Structural Programming and Rational Metaprogramming

January 15, 2008 – 6:14 pm

I keep trying to put extensible programming aside, but it just won’t let me let go. (Yes, I know, the eighties want their lyrics back…) Most recently, Michael Feathers posted this piece about what he calls structural programming. As he says:

A structural program (or program snippet) is a program that is essentially a data structure on a page. The structure both dominates and conveys the semantics.

I realized years ago that this was the real difference between agile languages (like Python and Scheme) and sturdy ones (like C++ and Java): the former let you type in your data structures pretty much verbatim, and allows those data structures to include functions as easily as integers and strings. As a result, you really can work in the Turing Paradise in which programs are data and vice versa.

What’s holding us back now is our unwillingness to do more than overload operators. I can, if I try very hard, abuse this to create a mini-language that lets me type in things that look like decision tables—but Alan help me when I have to debug it. There’s a ton of good research waiting to happen here, and dozens of innovative products waiting to be built…

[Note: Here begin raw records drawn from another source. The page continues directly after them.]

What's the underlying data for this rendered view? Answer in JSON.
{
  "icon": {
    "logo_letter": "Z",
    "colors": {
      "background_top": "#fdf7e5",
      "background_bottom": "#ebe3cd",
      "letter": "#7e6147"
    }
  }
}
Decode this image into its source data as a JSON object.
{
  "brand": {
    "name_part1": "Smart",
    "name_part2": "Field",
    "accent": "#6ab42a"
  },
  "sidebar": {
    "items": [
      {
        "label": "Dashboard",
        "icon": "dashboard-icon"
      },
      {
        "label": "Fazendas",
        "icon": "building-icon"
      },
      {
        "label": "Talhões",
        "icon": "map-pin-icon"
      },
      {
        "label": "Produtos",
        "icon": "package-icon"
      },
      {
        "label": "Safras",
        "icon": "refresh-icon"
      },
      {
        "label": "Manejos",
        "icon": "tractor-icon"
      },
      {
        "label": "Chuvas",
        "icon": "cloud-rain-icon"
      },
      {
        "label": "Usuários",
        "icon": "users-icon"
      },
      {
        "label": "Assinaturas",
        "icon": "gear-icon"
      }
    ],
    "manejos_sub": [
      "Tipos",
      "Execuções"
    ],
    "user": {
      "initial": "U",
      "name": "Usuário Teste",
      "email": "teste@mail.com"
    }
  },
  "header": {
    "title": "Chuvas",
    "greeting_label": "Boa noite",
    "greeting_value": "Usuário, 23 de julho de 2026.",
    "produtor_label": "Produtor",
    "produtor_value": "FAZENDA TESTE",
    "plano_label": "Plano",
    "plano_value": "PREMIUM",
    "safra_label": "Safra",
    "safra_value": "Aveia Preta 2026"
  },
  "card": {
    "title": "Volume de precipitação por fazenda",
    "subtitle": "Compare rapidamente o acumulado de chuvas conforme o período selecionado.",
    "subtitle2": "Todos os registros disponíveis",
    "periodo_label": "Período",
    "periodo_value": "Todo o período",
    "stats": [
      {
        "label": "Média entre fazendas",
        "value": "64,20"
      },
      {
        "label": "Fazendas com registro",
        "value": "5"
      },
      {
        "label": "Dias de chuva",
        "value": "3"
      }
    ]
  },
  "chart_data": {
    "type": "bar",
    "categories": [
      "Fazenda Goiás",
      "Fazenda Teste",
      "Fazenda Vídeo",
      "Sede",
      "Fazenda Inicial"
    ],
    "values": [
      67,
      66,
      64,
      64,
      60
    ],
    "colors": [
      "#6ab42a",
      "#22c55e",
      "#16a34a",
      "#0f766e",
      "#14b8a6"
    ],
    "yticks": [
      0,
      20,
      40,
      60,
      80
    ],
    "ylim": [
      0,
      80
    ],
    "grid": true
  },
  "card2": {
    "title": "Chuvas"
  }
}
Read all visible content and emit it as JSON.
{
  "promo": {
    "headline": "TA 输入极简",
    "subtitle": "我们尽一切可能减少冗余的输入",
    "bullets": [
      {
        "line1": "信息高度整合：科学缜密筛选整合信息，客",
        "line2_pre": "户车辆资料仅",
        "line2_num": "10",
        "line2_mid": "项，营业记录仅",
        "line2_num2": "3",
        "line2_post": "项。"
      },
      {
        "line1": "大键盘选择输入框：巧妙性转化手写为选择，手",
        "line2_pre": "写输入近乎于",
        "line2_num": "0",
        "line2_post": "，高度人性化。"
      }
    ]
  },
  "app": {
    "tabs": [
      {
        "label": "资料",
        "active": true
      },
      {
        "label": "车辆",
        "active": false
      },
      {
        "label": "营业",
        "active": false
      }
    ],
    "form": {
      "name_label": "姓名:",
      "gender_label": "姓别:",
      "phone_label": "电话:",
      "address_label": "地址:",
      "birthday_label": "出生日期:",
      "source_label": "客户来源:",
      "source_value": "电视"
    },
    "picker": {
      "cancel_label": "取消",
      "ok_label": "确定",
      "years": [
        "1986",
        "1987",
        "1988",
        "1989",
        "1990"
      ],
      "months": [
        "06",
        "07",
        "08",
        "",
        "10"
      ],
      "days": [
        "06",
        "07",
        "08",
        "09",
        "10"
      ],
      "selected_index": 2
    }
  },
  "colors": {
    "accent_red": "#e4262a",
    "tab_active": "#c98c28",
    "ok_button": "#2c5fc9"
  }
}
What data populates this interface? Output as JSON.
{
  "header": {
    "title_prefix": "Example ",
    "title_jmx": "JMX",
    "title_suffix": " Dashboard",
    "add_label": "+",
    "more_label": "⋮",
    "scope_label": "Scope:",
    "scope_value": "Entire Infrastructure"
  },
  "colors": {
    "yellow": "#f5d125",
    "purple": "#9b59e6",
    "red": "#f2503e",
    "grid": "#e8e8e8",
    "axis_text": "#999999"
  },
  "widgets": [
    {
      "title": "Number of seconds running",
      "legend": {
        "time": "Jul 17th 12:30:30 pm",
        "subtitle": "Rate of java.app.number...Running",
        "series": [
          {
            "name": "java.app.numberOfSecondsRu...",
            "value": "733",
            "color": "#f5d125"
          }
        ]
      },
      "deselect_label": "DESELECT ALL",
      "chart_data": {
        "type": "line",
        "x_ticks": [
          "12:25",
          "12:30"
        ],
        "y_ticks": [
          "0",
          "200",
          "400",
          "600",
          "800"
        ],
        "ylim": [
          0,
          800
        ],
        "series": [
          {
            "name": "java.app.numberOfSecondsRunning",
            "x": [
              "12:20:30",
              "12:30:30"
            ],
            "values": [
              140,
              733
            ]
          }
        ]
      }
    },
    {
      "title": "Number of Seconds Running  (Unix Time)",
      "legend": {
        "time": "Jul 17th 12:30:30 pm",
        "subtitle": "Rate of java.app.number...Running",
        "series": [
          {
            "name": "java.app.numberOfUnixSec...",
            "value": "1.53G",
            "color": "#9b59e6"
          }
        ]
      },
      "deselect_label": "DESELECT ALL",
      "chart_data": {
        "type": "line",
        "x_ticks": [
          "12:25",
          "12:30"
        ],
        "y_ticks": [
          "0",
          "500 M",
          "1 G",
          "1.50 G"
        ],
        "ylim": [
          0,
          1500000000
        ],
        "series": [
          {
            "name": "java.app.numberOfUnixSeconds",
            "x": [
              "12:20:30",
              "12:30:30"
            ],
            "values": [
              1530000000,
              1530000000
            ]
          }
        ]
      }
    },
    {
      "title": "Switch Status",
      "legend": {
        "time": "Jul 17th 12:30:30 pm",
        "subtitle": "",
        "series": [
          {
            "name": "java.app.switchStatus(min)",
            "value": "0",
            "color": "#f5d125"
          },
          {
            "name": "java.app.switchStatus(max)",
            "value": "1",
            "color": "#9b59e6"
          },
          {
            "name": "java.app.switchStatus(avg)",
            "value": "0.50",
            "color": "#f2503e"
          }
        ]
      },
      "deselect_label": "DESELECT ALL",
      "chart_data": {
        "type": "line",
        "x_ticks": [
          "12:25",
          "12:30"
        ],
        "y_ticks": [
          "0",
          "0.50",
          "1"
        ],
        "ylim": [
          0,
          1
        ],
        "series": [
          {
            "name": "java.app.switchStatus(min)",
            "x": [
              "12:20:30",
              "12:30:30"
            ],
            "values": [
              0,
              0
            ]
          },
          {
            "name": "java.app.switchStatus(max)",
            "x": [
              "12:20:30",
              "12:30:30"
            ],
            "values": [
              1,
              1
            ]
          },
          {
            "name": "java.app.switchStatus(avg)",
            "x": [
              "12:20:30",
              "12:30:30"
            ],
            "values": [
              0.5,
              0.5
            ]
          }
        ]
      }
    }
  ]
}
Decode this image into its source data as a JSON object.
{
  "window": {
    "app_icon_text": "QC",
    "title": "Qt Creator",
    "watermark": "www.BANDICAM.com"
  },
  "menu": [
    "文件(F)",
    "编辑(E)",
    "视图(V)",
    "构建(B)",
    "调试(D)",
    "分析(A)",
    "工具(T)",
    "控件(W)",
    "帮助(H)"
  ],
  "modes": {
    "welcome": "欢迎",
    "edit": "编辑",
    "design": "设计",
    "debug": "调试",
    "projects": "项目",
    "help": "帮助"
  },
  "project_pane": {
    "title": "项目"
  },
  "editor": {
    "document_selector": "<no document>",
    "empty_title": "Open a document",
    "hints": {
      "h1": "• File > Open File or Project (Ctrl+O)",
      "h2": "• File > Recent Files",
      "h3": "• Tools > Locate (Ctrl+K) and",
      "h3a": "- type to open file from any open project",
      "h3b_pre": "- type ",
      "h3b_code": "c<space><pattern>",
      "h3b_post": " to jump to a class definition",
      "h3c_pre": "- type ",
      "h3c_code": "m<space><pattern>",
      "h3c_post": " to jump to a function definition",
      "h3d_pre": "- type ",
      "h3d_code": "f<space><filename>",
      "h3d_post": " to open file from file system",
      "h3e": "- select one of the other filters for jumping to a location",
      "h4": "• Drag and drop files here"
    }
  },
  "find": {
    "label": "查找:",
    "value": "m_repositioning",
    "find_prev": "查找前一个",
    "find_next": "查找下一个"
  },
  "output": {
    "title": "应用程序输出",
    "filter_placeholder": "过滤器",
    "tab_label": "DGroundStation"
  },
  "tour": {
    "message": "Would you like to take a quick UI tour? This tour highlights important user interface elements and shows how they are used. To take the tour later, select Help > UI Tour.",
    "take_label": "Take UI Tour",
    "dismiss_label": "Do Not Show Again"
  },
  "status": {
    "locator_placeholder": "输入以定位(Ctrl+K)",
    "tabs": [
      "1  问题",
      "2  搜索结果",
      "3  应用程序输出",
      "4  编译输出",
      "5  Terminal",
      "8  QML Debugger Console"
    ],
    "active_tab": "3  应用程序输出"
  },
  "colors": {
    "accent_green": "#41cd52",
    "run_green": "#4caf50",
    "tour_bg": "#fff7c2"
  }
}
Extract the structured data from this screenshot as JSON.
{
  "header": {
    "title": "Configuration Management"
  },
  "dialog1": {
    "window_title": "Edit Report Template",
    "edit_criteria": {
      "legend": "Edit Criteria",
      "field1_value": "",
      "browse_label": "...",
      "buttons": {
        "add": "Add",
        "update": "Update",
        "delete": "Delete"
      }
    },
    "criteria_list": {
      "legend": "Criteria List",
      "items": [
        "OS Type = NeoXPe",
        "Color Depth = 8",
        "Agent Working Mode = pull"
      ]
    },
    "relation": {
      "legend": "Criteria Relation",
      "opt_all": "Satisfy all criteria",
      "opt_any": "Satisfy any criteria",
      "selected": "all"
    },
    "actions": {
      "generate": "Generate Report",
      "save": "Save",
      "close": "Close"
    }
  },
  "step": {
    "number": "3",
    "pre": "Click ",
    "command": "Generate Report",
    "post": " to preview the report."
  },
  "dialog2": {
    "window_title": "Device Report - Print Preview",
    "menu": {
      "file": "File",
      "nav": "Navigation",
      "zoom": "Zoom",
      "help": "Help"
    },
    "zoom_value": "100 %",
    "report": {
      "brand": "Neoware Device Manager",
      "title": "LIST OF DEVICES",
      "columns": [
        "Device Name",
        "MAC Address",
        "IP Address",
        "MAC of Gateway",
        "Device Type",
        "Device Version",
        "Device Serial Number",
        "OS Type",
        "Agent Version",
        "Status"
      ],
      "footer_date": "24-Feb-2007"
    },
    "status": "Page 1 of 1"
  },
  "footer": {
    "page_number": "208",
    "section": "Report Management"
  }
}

Coincidentally, I just saw a post from Diomidis Spinellis about rational metaprogramming. It has to lie at the heart of any extensible programming system; there are some interesting comments around his article that are worth following up.

  1. One Response to “Structural Programming and Rational Metaprogramming”

  2. Isn’t what you describe something like domain-specific languages? Martin Fowler has been advocating these in Ruby. I think your point about debugging is an important consideration, though.